2026年2月13日
現場が紡ぐ経営思想:普及から翻訳へ

新しい経営手法や組織改革のアイデアは、どこから来て、どのように私たちの職場に根付いていくのでしょうか。著名なコンサルタントや経営者が提唱したコンセプトが、トップダウンで現場に下ろされてくる光景を想像する人もいるかもしれません。そこでは、従業員は決定された方針に従う受動的な存在と見なされます。
しかし、現実はもう少し複雑で、創造性に満ちています。海外や異業種で成功した仕組みが、そのままの形で導入されて機能することは稀です。そこには必ず、現場で働く一人ひとりが、そのアイデアを自分たちの仕事の文脈に合わせて解釈し、試行錯誤しながら実践へと落とし込む「翻訳」というプロセスが存在します。この主体的な営みが、変化が組織に根付くための鍵を握っています。
本コラムでは、経営アイデアの普及を、個人の「翻訳」という視点から読み解きます。流行の受け手と見なされやすいマネージャーが仕掛け人になる事例や、新しい概念の導入が担当者の自己認識を形作る過程などを通じて、組織で働く一人ひとりが持つ、創造的な力に光を当てていきたいと思います。
経営流行はマネージャー自身が能動的に翻訳し普及させる
現場の個人が持つ創造的な力に光を当てるため、まずは経営者自身が流行の仕掛け人となったオランダの事例を見ていきましょう[1]。経営アイデアの広まり方には、主に二つの見方があります。一つはコンサルタントなどが作ったアイデアがそのまま広がる「普及」。もう一つは、受け手が自身の状況に合わせて能動的に解釈し、作り変える「翻訳」です。
ここで紹介する「MANS」という経営コンセプトの物語は、後者の視点の重要性を教えてくれます。物語は1980年代初頭のオランダで始まります。経済不況と高品質な日本製品との競争に直面し、国内では品質管理への関心が高まっていました。特にアメリカのW・エドワーズ・デミングの思想が、一部の経営者の心をとらえました。
農機具メーカーの会長であったWJ ter Hart氏もその一人で、デミングの講演に深く感銘を受けました。しかし、その考えを自社で実践しようとしても、従業員にはなかなか浸透しません。同じ頃、ボルボ・カーズの社長であったA. Deleye氏も同様にデミング思想に共鳴していました。
1983年、彼らを含む10人の経営者がアメリカへの視察旅行を実施した際に転機が訪れます。
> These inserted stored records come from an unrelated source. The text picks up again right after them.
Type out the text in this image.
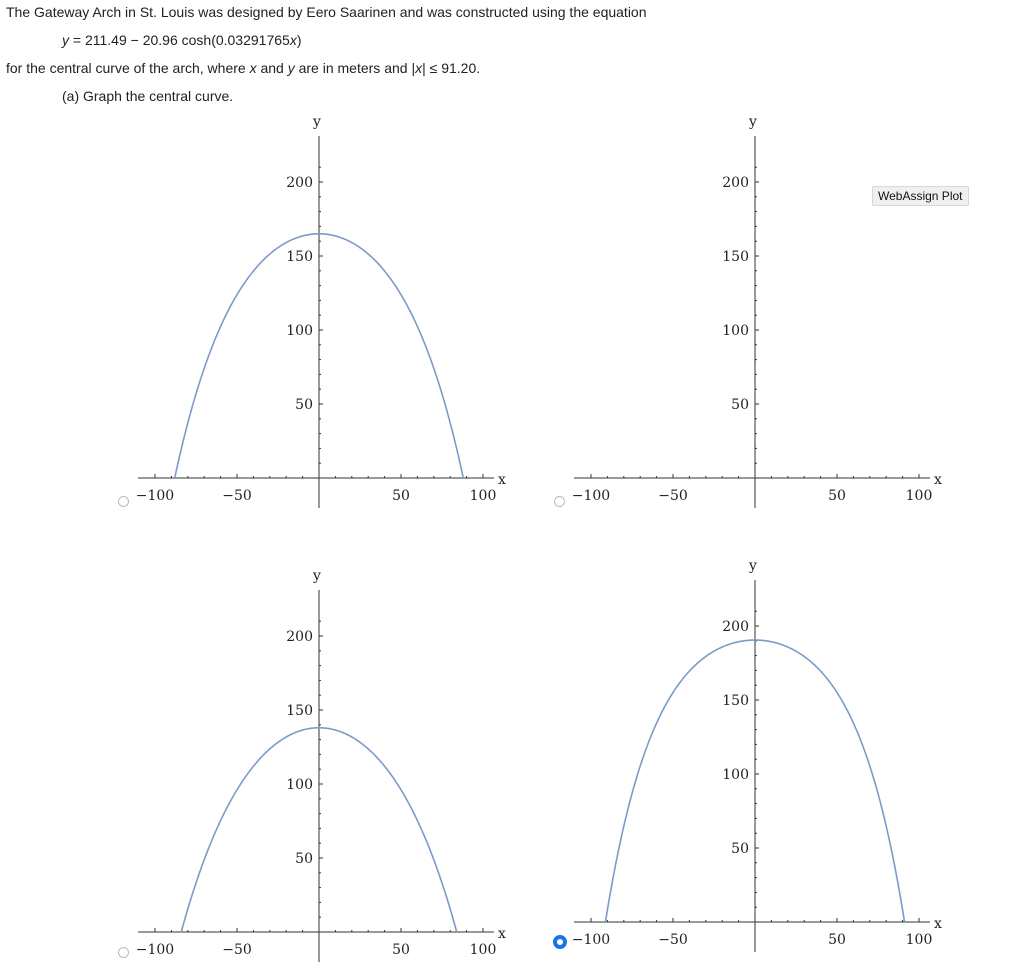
The Gateway Arch in St. Louis was designed by Eero Saarinen and was constructed using the equation
y = 211.49 − 20.96 cosh(0.03291765x)
for the central curve of the arch, where x and y are in meters and |x| ≤ 91.20.
(a) Graph the central curve.
−100	−50	50	100
50
100
150
200
x
y
−100	−50	50	100
50
100
150
200
x
y
−100	−50	50	100
50
100
150
200
x
y
−100	−50	50	100
50
100
150
200
x
y
WebAssign Plot
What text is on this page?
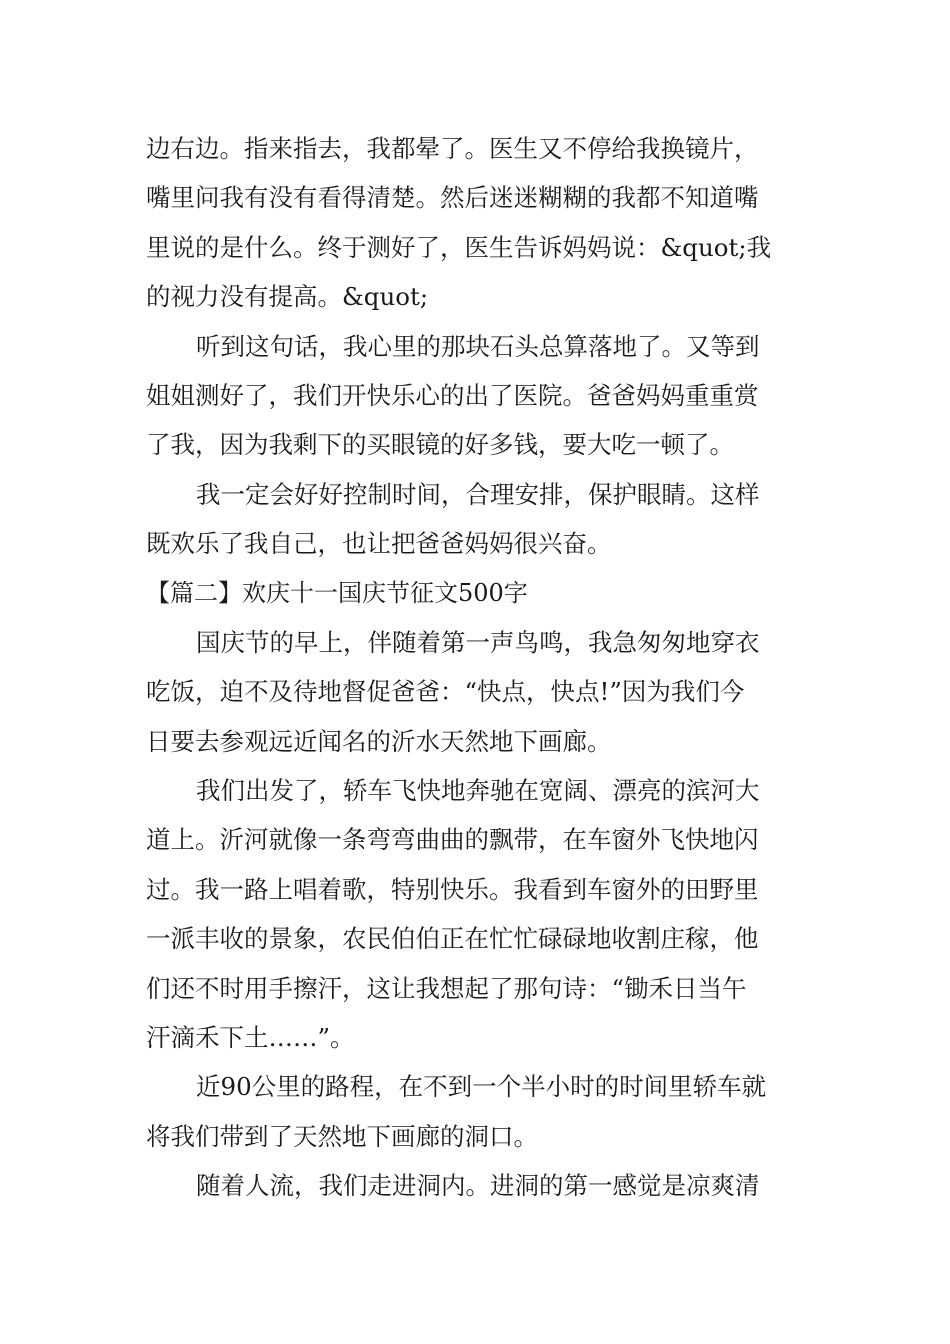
边右边。指来指去，我都晕了。医生又不停给我换镜片，
嘴里问我有没有看得清楚。然后迷迷糊糊的我都不知道嘴
里说的是什么。终于测好了，医生告诉妈妈说：&quot;我
的视力没有提高。&quot;
听到这句话，我心里的那块石头总算落地了。又等到
姐姐测好了，我们开快乐心的出了医院。爸爸妈妈重重赏
了我，因为我剩下的买眼镜的好多钱，要大吃一顿了。
我一定会好好控制时间，合理安排，保护眼睛。这样
既欢乐了我自己，也让把爸爸妈妈很兴奋。
【篇二】欢庆十一国庆节征文500字
国庆节的早上，伴随着第一声鸟鸣，我急匆匆地穿衣
吃饭，迫不及待地督促爸爸：“快点，快点!”因为我们今
日要去参观远近闻名的沂水天然地下画廊。
我们出发了，轿车飞快地奔驰在宽阔、漂亮的滨河大
道上。沂河就像一条弯弯曲曲的飘带，在车窗外飞快地闪
过。我一路上唱着歌，特别快乐。我看到车窗外的田野里
一派丰收的景象，农民伯伯正在忙忙碌碌地收割庄稼，他
们还不时用手擦汗，这让我想起了那句诗：“锄禾日当午
汗滴禾下土……”。
近90公里的路程，在不到一个半小时的时间里轿车就
将我们带到了天然地下画廊的洞口。
随着人流，我们走进洞内。进洞的第一感觉是凉爽清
旅の終わり、彼らはデミングの思想をコンサルタント任せにせず、経営者自身の手でオランダに広めることを決意。「MANS財団」を設立しました。MANSとは「新しいスタイルの経営と労働」の略です。そのコンセプトは、デミングの思想を核としつつ、オランダの協調的な労使関係の文脈に合わせて「翻訳」され、資本と労働の協力をうたうものでした。
MANSの普及方法は独特で、「経営者が経営者を助ける」という哲学のもと、マネージャー同士がネットワークを築き、互いに学び合うことを奨励しました。財団の立ち位置は答えを供給するのではなく、学びのプロセスを後押しすることにありました。このアプローチは多くの共感を呼び、100社以上が参加する大きな運動へと発展しました。
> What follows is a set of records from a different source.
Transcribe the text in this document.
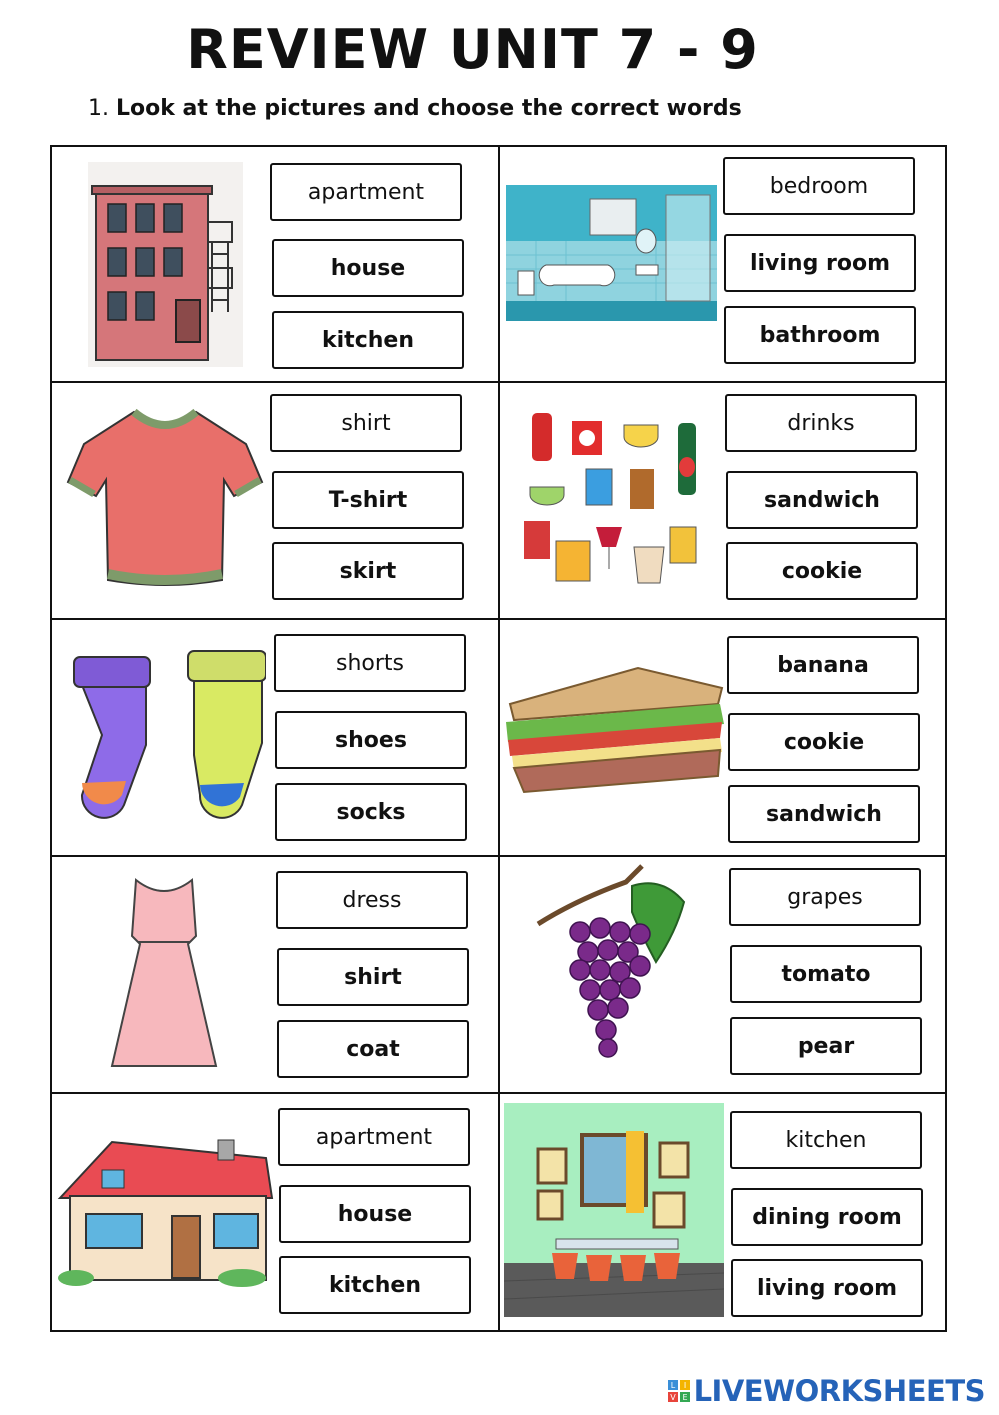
REVIEW UNIT 7 - 9
1. Look at the pictures and choose the correct words
apartment
house
kitchen
bedroom
living room
bathroom
shirt
T-shirt
skirt
drinks
sandwich
cookie
shorts
shoes
socks
banana
cookie
sandwich
dress
shirt
coat
grapes
tomato
pear
apartment
house
kitchen
kitchen
dining room
living room
L I
V E LIVEWORKSHEETS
しかし成功の裏で、参加企業から「経営トップのビジョンが曖昧だ」「具体的な導入支援が欲しい」といった声が高まり始めます。これは「導入はマネージャー自身の責任」という財団の理念と矛盾する要求でした。ジレンマに陥った財団は外部コンサルタントと提携しますが、これが参加者の強い反発を招きます。
最終的に財団内部で方向性を巡る対立が深刻化し、組織は分裂。1990年に外部へ売却され、純粋なコンサルティング会社へと姿を変えました。マネージャーによる、マネージャーのための運動としてのMANSは、こうして幕を閉じました。
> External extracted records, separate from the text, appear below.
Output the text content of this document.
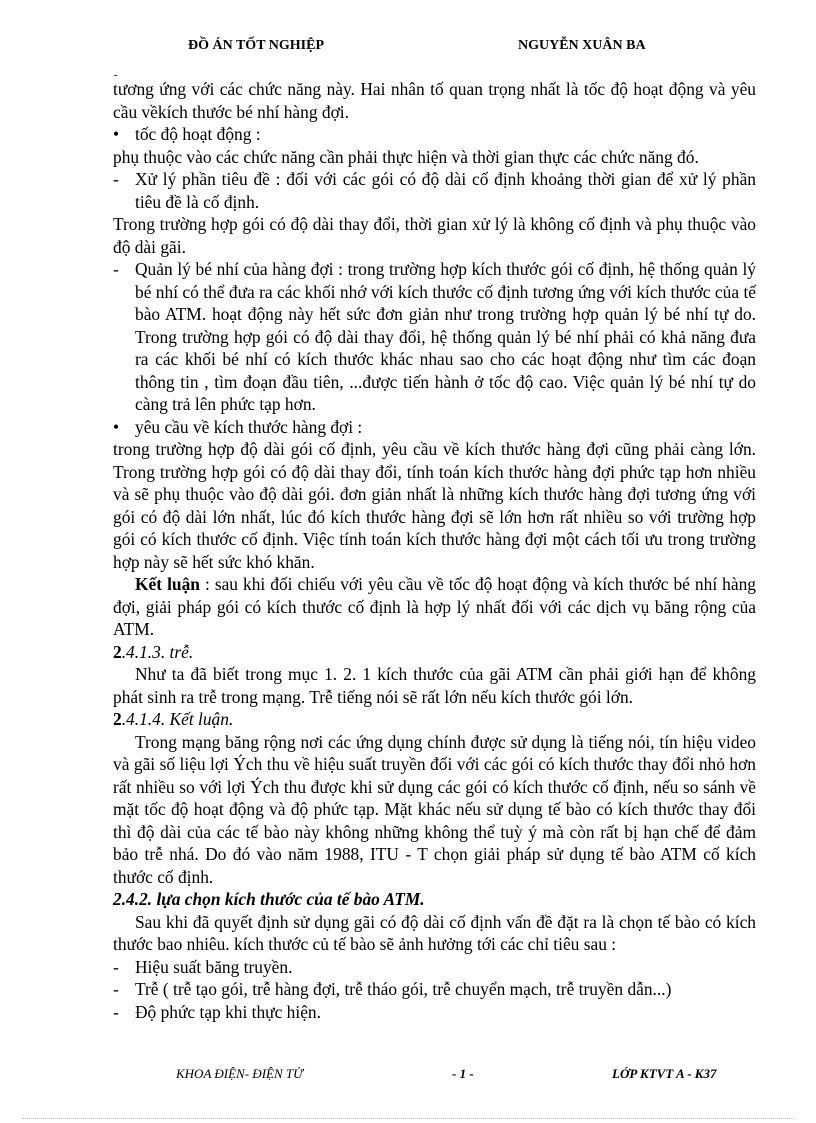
ĐỒ ÁN TỐT NGHIỆP	NGUYỄN XUÂN BA
-

tương ứng với các chức năng này. Hai nhân tố quan trọng nhất là tốc độ hoạt động và yêu cầu vềkích thước bé nhí hàng đợi.

• tốc độ hoạt động :

phụ thuộc vào các chức năng cần phải thực hiện và thời gian thực các chức năng đó.

- Xử lý phần tiêu đề : đối với các gói có độ dài cố định khoảng thời gian để xử lý phần tiêu đề là cố định.

Trong trường hợp gói có độ dài thay đổi, thời gian xử lý là không cố định và phụ thuộc vào độ dài gãi.

- Quản lý bé nhí của hàng đợi : trong trường hợp kích thước gói cố định, hệ thống quản lý bé nhí có thể đưa ra các khối nhớ với kích thước cố định tương ứng với kích thước của tế bào ATM. hoạt động này hết sức đơn giản như trong trường hợp quản lý bé nhí tự do. Trong trường hợp gói có độ dài thay đổi, hệ thống quản lý bé nhí phải có khả năng đưa ra các khối bé nhí có kích thước khác nhau sao cho các hoạt động như tìm các đoạn thông tin , tìm đoạn đầu tiên, ...được tiến hành ở tốc độ cao. Việc quản lý bé nhí tự do càng trả lên phức tạp hơn.

• yêu cầu về kích thước hàng đợi :

trong trường hợp độ dài gói cố định, yêu cầu về kích thước hàng đợi cũng phải càng lớn. Trong trường hợp gói có độ dài thay đổi, tính toán kích thước hàng đợi phức tạp hơn nhiều và sẽ phụ thuộc vào độ dài gói. đơn giản nhất là những kích thước hàng đợi tương ứng với gói có độ dài lớn nhất, lúc đó kích thước hàng đợi sẽ lớn hơn rất nhiều so với trường hợp gói có kích thước cố định. Việc tính toán kích thước hàng đợi một cách tối ưu trong trường hợp này sẽ hết sức khó khăn.

Kết luận : sau khi đối chiếu với yêu cầu về tốc độ hoạt động và kích thước bé nhí hàng đợi, giải pháp gói có kích thước cố định là hợp lý nhất đối với các dịch vụ băng rộng của ATM.

2.4.1.3. trễ.

Như ta đã biết trong mục 1. 2. 1 kích thước của gãi ATM cần phải giới hạn để không phát sinh ra trễ trong mạng. Trễ tiếng nói sẽ rất lớn nếu kích thước gói lớn.

2.4.1.4. Kết luận.

Trong mạng băng rộng nơi các ứng dụng chính được sử dụng là tiếng nói, tín hiệu video và gãi số liệu lợi Ých thu về hiệu suất truyền đối với các gói có kích thước thay đổi nhỏ hơn rất nhiều so với lợi Ých thu được khi sử dụng các gói có kích thước cố định, nếu so sánh về mặt tốc độ hoạt động và độ phức tạp. Mặt khác nếu sử dụng tế bào có kích thước thay đổi thì độ dài của các tế bào này không những không thể tuỳ ý mà còn rất bị hạn chế để đảm bảo trễ nhá. Do đó vào năm 1988, ITU - T chọn giải pháp sử dụng tế bào ATM cố kích thước cố định.

2.4.2. lựa chọn kích thước của tế bào ATM.

Sau khi đã quyết định sử dụng gãi có độ dài cố định vấn đề đặt ra là chọn tế bào có kích thước bao nhiêu. kích thước củ tế bào sẽ ảnh hưởng tới các chỉ tiêu sau :

- Hiệu suất băng truyền.

- Trễ ( trễ tạo gói, trễ hàng đợi, trễ tháo gói, trễ chuyển mạch, trễ truyền dẫn...)

- Độ phức tạp khi thực hiện.

KHOA ĐIỆN- ĐIỆN TỬ	- 1 -	LỚP KTVT A - K37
この物語が示すのは、第一に、マネージャーが決して流行の受動的な消費者ではないという点です。彼らは海外からコンセプトを見出し、自国の文脈に翻訳し、自ら普及者となりました。第二に、アイデアの普及プロセスにおいて、供給側と受け手の境界は非常に流動的であるということです。MANSの創設者たちは、一経営者から始まり、最終的には思想を説く指導者のような存在へと立ち位置を変化させました。これは、人がアイデアと共に動き、その過程で自身の社会的な立場すら変えていくプロセスが存在することを示唆しています。
経営概念の翻訳は実践者のアイデンティティ形成と同時に起こる
先ほどは、マネージャーがアイデアの受け手から送り手へと立場を変えていくダイナミズムを見ました。ここでは、視点をさらに個人の内面へと向け、新しい経営概念を「翻訳」する行為が、担当者の自己認識、すなわち「アイデンティティ」とどう関わるのかを探ります。
この問いを解明するため、オランダの医療機関が「リーン」という経営概念を導入した事例を分析した研究があります[2]。リーンは日本の製造業で生まれた、無駄をなくし継続的な改善を目指す考え方です。研究者たちは、37の病院で導入を担当するマネージャーたちが、概念への個人的な想いと、組織全体の取り組みに対する認識との間に生じるズレや一致にどう向き合うかを調査しました。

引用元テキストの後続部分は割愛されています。